Polatuzumab vedotin in addition to R-CHP for diffuse large B-cell lymphoma – first line
Polatuzumab vedotin is a first-in-class drug specifically developed for the treatment of cancers that affect the blood and lymph system. It is an antibody that binds to CD79b, which is a protein on the surface of cancerous B-cells. It is administered as an intravenous infusion, absorbed by the cancer cells and the chemotherapy agent linked to the antibody releases inside the cancer cells, stops them from dividing and kills them. If licenced polatuzumab vedotin in addition to R-CHP would offer an additional treatment option for patients with untreated DLBCL.
Leriglitazone for X-linked andrenoleukodystrophy
Leriglitazone is expected to work in patients with ALD by activating receptors called ‘PPAR gamma’, found in the mitochondria, which are components within cells that generate energy. Leriglitazone will improve the ALD pathogenic cascade by improving mitochondrial dysfunction, reducing oxidative stress and neuroinflammation, promoting demyelination and halting axonal degeneration. Hence, leriglitazone is expected to protect cells from damage and slow the progression of the disease. If licensed, leriglitazone would offer the first drug treatment option for adult ALD patients with AMN who currently have no effective therapies available.
Pegunigalsidase alfa for Fabry disease – first-line
Pegunigalsidase alfa is produced by a method known as ‘recombinant DNA technology’: it is made by cells into which a gene (DNA) has been introduced, which makes them able to produce the enzyme. The replacement enzyme has also been modified to reduce the rate at which it is removed from the body, allowing it to act for longer. Pegunigalsidase alfa was designed to increase amount of medicine in the blood and reduce the ability of a substance to provoke an immune response, thereby enhancing efficacy compared with available products. If licensed, pegunigalsidase alfa would offer an additional first-line, long -term ERT options for adult and paediatric patients (>3 yr) diagnosed with FD.

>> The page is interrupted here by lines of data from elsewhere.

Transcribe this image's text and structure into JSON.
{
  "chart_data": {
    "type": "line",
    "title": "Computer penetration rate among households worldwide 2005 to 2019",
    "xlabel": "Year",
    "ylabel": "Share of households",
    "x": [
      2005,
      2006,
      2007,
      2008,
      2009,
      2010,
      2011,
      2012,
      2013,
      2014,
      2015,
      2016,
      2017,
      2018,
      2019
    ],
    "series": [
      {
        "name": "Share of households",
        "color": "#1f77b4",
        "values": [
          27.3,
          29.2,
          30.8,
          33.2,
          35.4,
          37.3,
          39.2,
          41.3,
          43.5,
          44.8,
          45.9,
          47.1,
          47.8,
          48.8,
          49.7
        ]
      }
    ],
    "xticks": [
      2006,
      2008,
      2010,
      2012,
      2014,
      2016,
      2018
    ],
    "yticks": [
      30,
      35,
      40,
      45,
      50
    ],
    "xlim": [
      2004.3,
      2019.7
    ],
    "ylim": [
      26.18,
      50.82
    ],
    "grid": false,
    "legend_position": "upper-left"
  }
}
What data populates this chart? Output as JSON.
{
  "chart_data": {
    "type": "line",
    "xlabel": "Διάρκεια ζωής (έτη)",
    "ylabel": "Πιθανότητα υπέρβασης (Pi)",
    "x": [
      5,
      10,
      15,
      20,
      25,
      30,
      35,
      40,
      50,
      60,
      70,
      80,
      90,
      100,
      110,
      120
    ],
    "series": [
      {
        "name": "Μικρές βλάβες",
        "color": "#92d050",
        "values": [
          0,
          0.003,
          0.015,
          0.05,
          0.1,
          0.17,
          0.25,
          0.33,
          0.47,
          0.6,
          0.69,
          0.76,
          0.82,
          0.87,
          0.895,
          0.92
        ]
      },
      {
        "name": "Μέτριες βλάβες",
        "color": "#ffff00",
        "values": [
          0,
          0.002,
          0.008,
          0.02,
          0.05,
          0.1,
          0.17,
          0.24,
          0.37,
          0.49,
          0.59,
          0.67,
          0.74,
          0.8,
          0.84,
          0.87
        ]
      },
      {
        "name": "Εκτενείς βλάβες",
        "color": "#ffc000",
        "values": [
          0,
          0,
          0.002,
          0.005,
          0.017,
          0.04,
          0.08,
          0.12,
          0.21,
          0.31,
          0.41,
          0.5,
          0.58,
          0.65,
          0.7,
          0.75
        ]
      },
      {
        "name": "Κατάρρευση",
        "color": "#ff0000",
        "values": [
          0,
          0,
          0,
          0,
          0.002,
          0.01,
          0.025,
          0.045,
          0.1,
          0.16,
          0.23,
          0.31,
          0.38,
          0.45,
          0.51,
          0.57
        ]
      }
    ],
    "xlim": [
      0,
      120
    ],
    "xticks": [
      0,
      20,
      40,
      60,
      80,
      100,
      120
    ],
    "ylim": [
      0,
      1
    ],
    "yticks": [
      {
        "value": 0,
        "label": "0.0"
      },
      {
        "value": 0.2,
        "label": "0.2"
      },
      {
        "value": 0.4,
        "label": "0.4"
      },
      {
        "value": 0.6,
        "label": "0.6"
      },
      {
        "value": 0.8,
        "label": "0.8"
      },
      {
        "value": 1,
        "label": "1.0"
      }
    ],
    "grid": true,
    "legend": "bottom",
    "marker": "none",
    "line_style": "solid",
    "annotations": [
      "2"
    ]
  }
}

Faricimab for diabetic macular oedema
Faricimab is in clinical development for adults with diabetic macular oedema (DMO). DMO is a type of eye disease where blood vessels leak fluid into the retina. Vision loss occurs when the fluid reaches the macula (the centre of the retina that provides sharp vision) and builds up, causing swelling. Over time, DMO can cause central vision to become blurred, eventually these changes become permanent. Current treatments use steroid implants, or an injection of anti-vascular endothelial growth factor-A (VEGF-A), in the eye to stop the condition from worsening.